4. The method of claim 1, wherein the known condition comprises a psychological condition.

5. The method of claim 4, wherein the psychological condition comprises one or more of stress management, anxiety, depression, panic disorder, or phobias.

6. The method of claim 1, wherein monitoring comprises using a smart watch to monitor the one or more physical indications.

7. The method of claim 6, wherein providing counseling comprises providing counseling via the smart watch or a device linked to the smart watch.

8. The method of claim 1, wherein the large language model comprises a generative pretrained transformer operable to provide the large language model with contextual understanding such that the large language model may provide a relevant response to a variety of inputs.

9. The method of claim 1, wherein the one or more physical indications comprise one or more of heart rate, movement, body temperature, blood oxygen, speech, or respiratory rate.

10. A method comprising:

receiving an indication of a known condition for a user;

receiving input from the user related to the known condition; and

providing counseling for the known condition to the user responsive to the received input via a large language model trained on the condition, the large language model adapted based on the received input.

11. The method of claim 10, wherein adapting the large language model based on the received input comprises training a user-specific version of the large language model based on the received input.

12. The method of claim 10, wherein adapting the large language model based on the received input comprises adapting a personality of the large language model based on the received input, and wherein the received input comprises a user prompt provided to the large language model.

13. The method of claim 10, wherein the large language model is further operable to remember a state of prior interactions with the user.

14. The method of claim 13, wherein the remembered state of prior interactions with a user enable the large language model to provide consistent conversational guidance across multiple login sessions for the user.

15. The method of claim 10, further comprising providing a reference or a factual basis for the provided counseling.

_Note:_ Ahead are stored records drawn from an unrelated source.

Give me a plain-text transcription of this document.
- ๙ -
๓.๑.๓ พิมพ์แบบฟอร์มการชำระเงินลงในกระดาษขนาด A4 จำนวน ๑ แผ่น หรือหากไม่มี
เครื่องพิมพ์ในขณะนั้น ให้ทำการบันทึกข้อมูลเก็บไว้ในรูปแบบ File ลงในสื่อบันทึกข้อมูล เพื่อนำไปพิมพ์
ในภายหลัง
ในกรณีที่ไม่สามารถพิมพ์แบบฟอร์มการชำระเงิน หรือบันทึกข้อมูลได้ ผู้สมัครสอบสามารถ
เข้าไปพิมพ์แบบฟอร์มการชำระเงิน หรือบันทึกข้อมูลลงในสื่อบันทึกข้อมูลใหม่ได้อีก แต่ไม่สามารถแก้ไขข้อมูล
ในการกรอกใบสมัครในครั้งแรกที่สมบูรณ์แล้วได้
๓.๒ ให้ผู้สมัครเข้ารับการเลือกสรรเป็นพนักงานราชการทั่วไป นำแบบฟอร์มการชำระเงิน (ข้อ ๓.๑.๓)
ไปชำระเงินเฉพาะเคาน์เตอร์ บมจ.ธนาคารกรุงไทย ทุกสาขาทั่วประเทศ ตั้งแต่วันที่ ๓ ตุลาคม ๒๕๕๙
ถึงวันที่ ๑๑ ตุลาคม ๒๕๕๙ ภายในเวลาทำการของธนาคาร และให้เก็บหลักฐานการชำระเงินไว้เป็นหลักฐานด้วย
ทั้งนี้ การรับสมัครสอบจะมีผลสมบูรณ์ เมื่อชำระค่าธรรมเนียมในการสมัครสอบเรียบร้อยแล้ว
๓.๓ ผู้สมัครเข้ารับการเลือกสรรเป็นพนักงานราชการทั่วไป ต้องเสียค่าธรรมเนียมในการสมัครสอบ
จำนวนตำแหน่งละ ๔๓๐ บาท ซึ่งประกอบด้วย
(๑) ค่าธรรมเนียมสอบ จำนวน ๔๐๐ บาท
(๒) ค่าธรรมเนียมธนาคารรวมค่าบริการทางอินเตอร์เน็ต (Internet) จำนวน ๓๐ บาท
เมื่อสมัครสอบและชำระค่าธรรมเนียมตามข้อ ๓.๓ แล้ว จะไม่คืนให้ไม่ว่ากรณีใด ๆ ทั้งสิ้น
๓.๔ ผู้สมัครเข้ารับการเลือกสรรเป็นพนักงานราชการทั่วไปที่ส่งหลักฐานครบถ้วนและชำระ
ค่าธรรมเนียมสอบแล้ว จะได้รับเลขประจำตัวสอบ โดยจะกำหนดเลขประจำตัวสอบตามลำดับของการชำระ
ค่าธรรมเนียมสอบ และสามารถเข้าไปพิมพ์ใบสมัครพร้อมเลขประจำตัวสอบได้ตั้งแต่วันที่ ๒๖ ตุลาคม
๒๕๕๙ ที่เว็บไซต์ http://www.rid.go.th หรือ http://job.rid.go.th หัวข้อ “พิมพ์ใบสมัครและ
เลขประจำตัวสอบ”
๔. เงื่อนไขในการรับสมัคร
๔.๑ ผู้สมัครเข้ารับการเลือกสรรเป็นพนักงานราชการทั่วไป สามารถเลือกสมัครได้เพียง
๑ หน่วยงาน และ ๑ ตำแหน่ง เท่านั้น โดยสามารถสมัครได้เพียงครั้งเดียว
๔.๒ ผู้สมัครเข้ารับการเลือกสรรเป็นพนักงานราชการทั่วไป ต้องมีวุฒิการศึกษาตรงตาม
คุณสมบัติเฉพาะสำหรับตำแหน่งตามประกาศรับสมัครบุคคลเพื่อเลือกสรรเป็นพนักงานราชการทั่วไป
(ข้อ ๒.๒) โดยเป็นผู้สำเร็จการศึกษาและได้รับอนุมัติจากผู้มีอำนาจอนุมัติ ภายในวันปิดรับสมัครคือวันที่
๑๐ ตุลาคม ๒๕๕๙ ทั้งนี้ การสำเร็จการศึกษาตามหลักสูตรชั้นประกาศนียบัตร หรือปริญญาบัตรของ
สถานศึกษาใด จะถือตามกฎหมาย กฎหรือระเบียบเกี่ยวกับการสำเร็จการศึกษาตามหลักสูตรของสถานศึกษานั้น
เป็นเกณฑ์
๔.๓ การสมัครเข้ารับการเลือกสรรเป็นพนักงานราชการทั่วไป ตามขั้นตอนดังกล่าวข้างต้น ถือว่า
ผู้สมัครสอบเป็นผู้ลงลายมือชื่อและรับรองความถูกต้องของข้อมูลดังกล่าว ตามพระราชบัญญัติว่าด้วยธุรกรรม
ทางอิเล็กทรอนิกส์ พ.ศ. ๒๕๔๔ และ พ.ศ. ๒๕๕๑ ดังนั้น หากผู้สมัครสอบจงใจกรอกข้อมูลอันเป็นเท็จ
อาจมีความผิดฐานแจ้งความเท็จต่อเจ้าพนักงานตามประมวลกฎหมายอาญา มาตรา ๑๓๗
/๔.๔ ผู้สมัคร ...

16. A computing apparatus, comprising:

a processor and a memory;

a large language model stored in the memory and operable to execute on the processor, the large language model operable to receive an indication of a known condition for a user, to receive input from the user related to the known condition, and to provide counseling for the known condition to the user responsive to the received input via a large language model trained on the condition.

17. The apparatus of claim 16, the computing apparatus further comprising an input operable to monitor the user for one or more physical indications related to the known condition.

18. The apparatus of claim 17, wherein the input comprises a smart watch.

19. The apparatus of claim 16, wherein the large language model is further adapted based on the received input from the user.

20. The apparatus of claim 19, wherein the large language model is further operable to remember a state of prior interactions with the user to provide consistent conversational guidance across multiple login sessions for the user.